Avrupa’da ırkçı hareketlerin giderek güçlenmesinde hükümetlerin yanlış uygulamaların bir rolü oldu mu sorusuna şu yanıtlar veriliyor:

-İsviçre minareyi yasakladı.

-Macaristan’da siyah renkteki kıyafetleriyle paramiliter askerler sokaklarda dolaşıyor.

İsveç’in çok satışlı gazetelerinden Aftonbladet’in başyazısında bu tablodan hareketle "Yakında Avrupa’da bütün parlamentolarda ırkçı partilerin boy göstermesi neredeyse bir zorunluluk olarak görülecek.’’ diyor.

Henüz kimse işaret etmediyse de sağdaki partilerin, bırakalım sol kanattaki partileri zaman zaman sosyal demokratları bile Marksist olarak suçlama çabalarının, ırkçılara hedef gösterme anlamına geleceği belli oldu.

Anders Behring, sosyal demokratları Farnkfurt Ekolü olarak tanımlıyor.

Çok kültürlü toplumu savunan sosyal demokratların Avrupa’yı Müslümanlara teslim ettiklerini öne süren Norveçli bu gelişmeyi durdurmak için Norveç İşçi Partisi Hükümeti’ne yönelik bombalı eylem yaptığını, gençlerin partiye akışını önlemek için de gençlik kampındaki katliamı gerçekleştirdiğini söylüyor.
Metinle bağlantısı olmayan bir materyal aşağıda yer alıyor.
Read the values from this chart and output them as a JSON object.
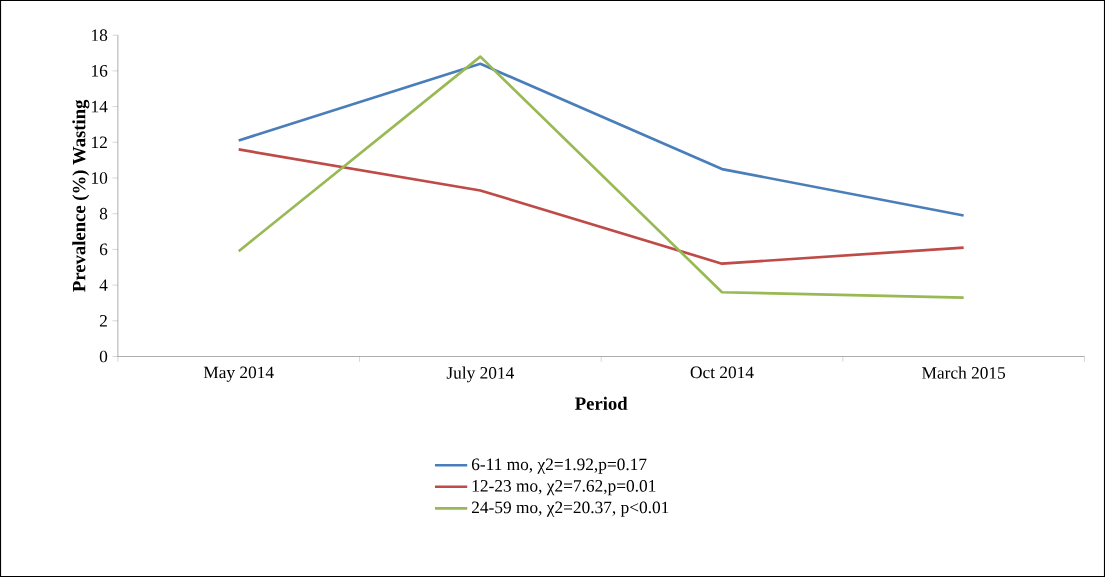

Anders Behring’in Manifestosunu inceleyen bir psikiyatr, Norveçli’nin ruhsal yapısını sağlıklı bulmadı. Psikiyatr’a göre kısa bir zaman içinde tekrar böyle bir katliam girişimi için ortalıkta hiçbir işaret yok. Tabii Haçlı Şövalyelerinin ne çapta bir örgütlenme içinde oldukları henüz bilinmiyor.